Liputan6.com, Jakarta Pemerintah, lembaga kemasyarakatan, dan bahkan orang-orang disekitar kerap mengingatkan tentang dampak buruk merokok. Perlahan, kebiasaan merokok dapat dikurangi bahkan dihentikan.
Namun hal tersebut beralih ke kebiasaan lain, seperti menggunakan rokok elektrik atau dikenal sebagai e-cigarette (vaping). Dokter Spesialis Paru, dr. Desilia Atikawati, Sp.P dari RS EMC Tangerang menjelaskan, rokok elektrik merupakan alat yang dioperasikan menggunakan baterai dan digunakan untuk menghirup aerosol yang mengandung nikotin atau substansi lainnya.
E-cigarette digunakan oleh jutaan orang di dunia, sejak pertama kali muncul di China pada 2004. Sejak saat itu, vaping pun menjadi populer dikalangan kaum muda.
Advertisement
Padahal awalnya e-cigarette dipasarkan sebagai alat untuk mengurangi atau membantu berhenti merokok. Namun ternyata berbagai penelitian menunjukkan bahwa e-cigarette justru memiliki dampak negatif untuk kesehatan.
Penggunaan e-cigarette semakin meningkat karena pemasaran barang yang agresif. Selain itu juga dipengaruhi oleh persepsi bahwa e-cigarette merupakan alternatif yang lebih sehat dibandingkan merokok.
Lebih lanjut, dr. Desilia Atikawati, Sp.P menjelasan bahwa e-cigarette mengandung nikotin, air, glycerin, propylene glycol, formaldehyde, acrolein, acetaldehyde, dicetyl, dan tambahan perasa. Saat dihirup, e-cigarette menggunakan elemen pemanas untuk memanaskan bahan tersebut yang kemudian melepaskan aerosol.

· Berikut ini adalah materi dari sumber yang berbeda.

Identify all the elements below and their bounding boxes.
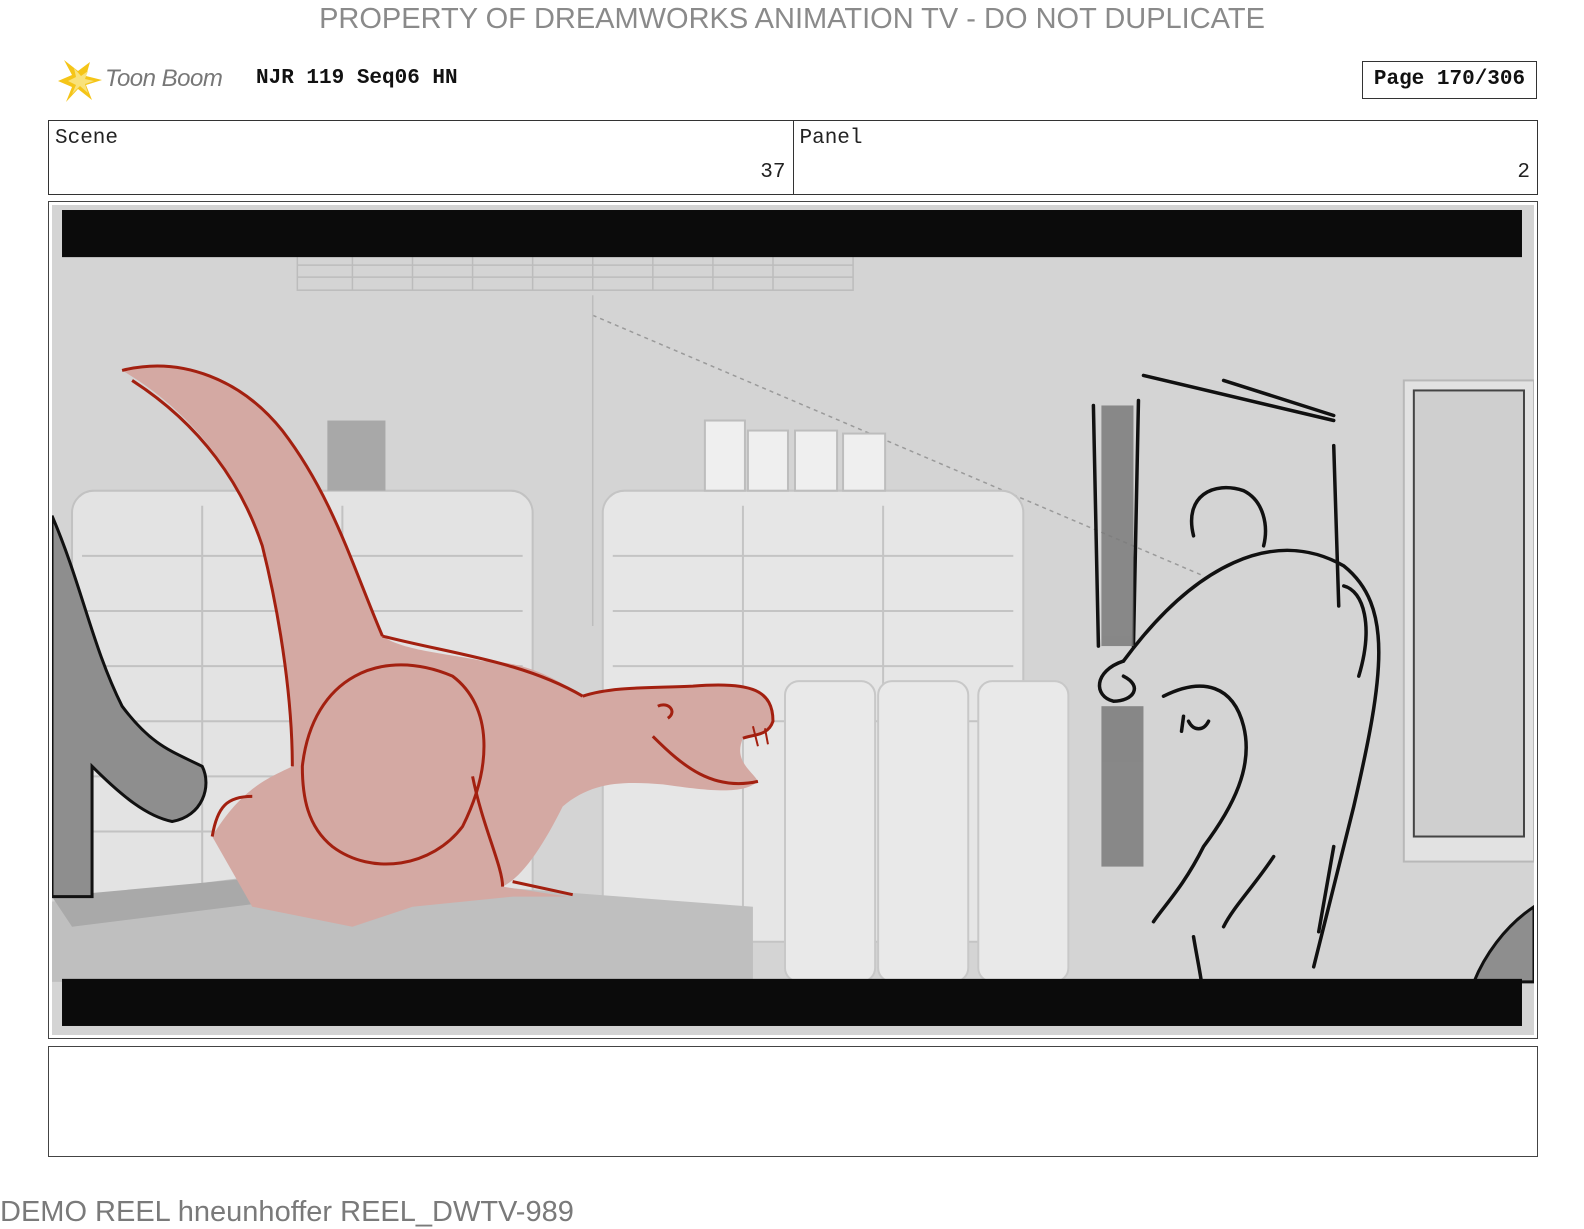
panel-notes-box bbox=[48, 1046, 1538, 1157]
panel-cell: Panel 2 bbox=[792, 121, 1538, 194]
logo-wordmark: Toon Boom bbox=[105, 65, 223, 92]
panel-drawing bbox=[52, 205, 1534, 1035]
page-indicator: Page 170/306 bbox=[1362, 61, 1537, 99]
letterbox-top bbox=[62, 210, 1522, 258]
watermark-text: PROPERTY OF DREAMWORKS ANIMATION TV - DO… bbox=[319, 3, 1265, 35]
panel-label: Panel bbox=[799, 127, 863, 150]
footer-text: DEMO REEL hneunhoffer REEL_DWTV-989 bbox=[0, 1196, 574, 1228]
scene-label: Scene bbox=[55, 127, 119, 150]
toon-boom-logo: Toon Boom bbox=[50, 56, 240, 106]
document-title: NJR 119 Seq06 HN bbox=[256, 67, 458, 90]
cylinders bbox=[783, 680, 1070, 983]
panel-number: 2 bbox=[1517, 161, 1530, 184]
starburst-icon bbox=[58, 60, 102, 102]
letterbox-bottom bbox=[62, 978, 1522, 1026]
storyboard-panel bbox=[48, 201, 1538, 1039]
scene-panel-table: Scene 37 Panel 2 bbox=[48, 120, 1538, 195]
scene-cell: Scene 37 bbox=[49, 121, 793, 194]
scene-number: 37 bbox=[760, 161, 786, 184]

Nah, dalam penggunaannya ada berbagai macam risiko. Kebanyakan e-cigarette mengandung nikotin yang bersifat adiktif.
E-cigarette mengekspos paru terhadap berbagai substansi, salah satunya dicetyl yang dapat menyebabkan kerusakan paru menetap. Mereka yang menggunakan e-cigarette cenderung tidak berhenti merokok.
Perokok pasif tidak tereliminasi oleh vaping, oleh karena vaping tetap melepaskan emisi karsinogenik (zat penyebab kanker).
E-cigarette juga berdampak pada paru. Penelitian menunjukkan bahwa uap yang diproduksi e-cigarette dan cairan e-cigarette yang memiliki rasa menyebabkan toksisitas, stress oksidatif, dan respons radang pada sel saluran napas manusia.
Uap yang mengandung nikotin meningkatkan produksi dahak, reaktivitas saluran napas, gangguan kekebalan paru, dan pelepasan mediator radang. Acrolein yang terdapat pada e-cigarette dapat menyebabkan kerusakan paru akut, penyakit paru obstruktif kronis (PPOK), asma, serta kanker paru.
Food and Drug Administration (FDA) bahkan menyatakan bahwa penggunaan e-cigarette tidak terbukti aman ataupun efektif, dalam usaha berhenti merokok.
Jika hendak berhenti merokok, Kementerian Kesehatan memberikan layanan berhenti merokok melalui telepon tidak berbayar yang dinamakan Quit Line dengan nomor 0-800-177-6565.